Mary Rowlandson in “The Narrative of the Captivity and Restoration of Mrs. Mary Rowlandson” , is a classic narrative whose theme is motivated by the essence of the binary opposition which is white vs. redneck, and this the reader is led to by, “ / If one looked before one there was nothing but Indians, and behind one, nothing but Indians, and so on either hand, I myself in the midst, and no Christian soul near me, and yet how hath the Lord preserved me in safety? Oh, the experience that I have had of the goodness of God, to me and mine!/”.
Furthermore, Mary Rowlandson in “The Narrative of the Captivity and Restoration of Mrs. Mary Rowlandson” shows the reader that the “white” native American endures in his goal to be aided by and to hold steadfastly unto, his Christian faith, including the lines, “/ I have something at hand to check myself with, and say, why am I troubled? It was but the other day that if I had had the world, I would have given it for my freedom, or to have been a servant to a Christian./ ”, and, “ / I have learned to look beyond the present and smaller troubles and to be quieted under them. As Moses said, “ Stand still and see the salvation of the Lord” (Exodus 14.13)./ ”
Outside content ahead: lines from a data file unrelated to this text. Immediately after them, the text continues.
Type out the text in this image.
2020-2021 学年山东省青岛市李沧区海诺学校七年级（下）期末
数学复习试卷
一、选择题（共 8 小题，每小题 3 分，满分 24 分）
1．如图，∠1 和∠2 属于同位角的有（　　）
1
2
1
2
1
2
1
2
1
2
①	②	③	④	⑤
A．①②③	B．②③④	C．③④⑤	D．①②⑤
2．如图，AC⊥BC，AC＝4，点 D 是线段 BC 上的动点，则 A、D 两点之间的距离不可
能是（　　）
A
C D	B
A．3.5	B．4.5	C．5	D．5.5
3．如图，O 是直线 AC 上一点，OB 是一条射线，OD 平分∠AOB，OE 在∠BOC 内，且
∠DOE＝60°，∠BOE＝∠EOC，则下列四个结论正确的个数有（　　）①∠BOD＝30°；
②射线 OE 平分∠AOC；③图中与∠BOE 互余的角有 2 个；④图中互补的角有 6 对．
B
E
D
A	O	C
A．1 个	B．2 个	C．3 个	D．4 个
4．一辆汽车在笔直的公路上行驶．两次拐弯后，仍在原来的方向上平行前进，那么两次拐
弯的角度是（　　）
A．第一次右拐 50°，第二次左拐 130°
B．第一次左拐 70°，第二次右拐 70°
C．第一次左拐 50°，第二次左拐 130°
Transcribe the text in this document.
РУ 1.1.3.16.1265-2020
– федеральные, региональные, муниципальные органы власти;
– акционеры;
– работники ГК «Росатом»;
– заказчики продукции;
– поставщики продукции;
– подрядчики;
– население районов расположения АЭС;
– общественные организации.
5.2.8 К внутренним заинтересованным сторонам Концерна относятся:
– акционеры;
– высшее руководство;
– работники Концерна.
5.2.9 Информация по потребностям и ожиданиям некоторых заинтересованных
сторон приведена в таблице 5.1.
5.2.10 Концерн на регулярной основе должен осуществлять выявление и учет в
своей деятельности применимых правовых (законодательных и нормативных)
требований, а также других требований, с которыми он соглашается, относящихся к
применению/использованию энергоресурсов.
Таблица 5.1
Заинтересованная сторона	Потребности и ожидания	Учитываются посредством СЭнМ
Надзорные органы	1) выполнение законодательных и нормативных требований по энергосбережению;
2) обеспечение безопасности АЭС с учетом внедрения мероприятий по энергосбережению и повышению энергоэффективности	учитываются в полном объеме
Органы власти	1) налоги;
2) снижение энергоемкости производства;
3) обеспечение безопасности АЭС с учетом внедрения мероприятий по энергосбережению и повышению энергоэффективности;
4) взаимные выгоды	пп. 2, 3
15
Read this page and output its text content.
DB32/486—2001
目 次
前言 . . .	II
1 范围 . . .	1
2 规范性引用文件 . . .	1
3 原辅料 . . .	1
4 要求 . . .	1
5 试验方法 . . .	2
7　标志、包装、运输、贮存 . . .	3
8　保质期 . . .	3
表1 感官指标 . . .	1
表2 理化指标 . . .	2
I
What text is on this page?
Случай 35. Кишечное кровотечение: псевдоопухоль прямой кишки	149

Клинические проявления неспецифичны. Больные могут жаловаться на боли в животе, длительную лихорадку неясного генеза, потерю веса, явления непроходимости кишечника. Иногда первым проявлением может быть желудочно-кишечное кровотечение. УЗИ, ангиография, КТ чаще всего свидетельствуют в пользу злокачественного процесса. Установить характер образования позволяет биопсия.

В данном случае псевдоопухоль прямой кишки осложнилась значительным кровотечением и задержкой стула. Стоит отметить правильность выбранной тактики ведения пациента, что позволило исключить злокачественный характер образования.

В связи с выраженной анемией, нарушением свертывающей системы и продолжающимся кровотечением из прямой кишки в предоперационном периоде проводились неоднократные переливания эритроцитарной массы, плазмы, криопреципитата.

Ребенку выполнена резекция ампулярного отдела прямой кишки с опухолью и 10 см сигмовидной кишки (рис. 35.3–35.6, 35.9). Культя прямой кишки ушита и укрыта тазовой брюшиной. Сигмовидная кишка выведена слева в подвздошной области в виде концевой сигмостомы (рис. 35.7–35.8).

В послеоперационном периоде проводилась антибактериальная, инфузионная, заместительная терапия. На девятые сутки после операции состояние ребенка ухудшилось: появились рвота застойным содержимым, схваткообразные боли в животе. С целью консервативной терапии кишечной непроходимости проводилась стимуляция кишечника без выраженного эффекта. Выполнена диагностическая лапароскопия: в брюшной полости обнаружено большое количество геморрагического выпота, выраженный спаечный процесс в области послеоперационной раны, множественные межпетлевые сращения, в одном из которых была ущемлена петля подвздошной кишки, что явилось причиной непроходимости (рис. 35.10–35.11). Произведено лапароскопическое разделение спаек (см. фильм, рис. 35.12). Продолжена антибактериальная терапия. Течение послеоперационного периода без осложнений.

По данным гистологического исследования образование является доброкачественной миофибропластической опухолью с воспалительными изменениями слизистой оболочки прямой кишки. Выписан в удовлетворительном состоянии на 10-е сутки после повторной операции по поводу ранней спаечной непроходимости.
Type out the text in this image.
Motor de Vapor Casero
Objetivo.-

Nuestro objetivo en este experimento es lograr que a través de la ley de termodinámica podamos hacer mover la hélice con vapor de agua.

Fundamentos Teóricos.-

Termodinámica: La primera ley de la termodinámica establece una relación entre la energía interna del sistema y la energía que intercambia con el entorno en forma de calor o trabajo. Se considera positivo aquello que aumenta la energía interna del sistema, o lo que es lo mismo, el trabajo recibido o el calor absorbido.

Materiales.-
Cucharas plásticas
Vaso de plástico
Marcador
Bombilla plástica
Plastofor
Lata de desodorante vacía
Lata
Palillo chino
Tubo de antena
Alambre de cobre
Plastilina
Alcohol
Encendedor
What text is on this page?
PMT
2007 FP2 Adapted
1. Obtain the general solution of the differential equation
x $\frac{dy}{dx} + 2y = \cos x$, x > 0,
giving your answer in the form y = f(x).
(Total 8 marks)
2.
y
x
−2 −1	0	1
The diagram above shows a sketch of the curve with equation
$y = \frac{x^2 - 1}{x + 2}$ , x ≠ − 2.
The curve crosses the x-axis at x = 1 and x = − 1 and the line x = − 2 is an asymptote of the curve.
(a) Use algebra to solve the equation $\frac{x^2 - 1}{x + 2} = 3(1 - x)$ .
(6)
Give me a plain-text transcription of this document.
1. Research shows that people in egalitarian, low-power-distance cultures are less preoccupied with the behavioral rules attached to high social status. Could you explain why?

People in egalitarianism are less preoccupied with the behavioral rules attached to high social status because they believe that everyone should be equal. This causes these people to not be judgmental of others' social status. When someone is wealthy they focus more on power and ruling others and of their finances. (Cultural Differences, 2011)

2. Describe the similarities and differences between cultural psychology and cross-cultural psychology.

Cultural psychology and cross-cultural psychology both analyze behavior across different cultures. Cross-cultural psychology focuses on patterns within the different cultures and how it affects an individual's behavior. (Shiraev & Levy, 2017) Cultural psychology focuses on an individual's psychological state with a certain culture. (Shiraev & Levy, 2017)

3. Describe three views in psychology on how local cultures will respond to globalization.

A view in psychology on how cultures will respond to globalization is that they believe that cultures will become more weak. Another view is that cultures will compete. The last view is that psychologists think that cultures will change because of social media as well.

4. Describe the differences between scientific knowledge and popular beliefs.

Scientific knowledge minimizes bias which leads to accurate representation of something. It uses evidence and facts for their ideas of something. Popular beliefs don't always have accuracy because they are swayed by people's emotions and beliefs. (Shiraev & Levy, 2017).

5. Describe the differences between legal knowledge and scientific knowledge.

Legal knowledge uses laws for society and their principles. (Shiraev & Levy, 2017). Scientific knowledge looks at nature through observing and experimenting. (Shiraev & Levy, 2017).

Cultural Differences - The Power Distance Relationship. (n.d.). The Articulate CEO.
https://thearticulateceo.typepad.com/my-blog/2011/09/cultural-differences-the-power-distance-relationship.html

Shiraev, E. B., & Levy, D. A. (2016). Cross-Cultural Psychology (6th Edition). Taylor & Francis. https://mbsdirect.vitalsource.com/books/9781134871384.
Whereas, the red-skinned native American, the Indian, is removed from his previous position of power, because, in the eyes of Mary Rowlandson, the Indian is not a Christian. And what else can be more powerful, than faith in the Lord?
Mary Rowlandson in “The Narrative of the Captivity and Restoration of Mrs. Mary Rowlandson”. Project Gutenberg Literary Archive Material: 1993. EE.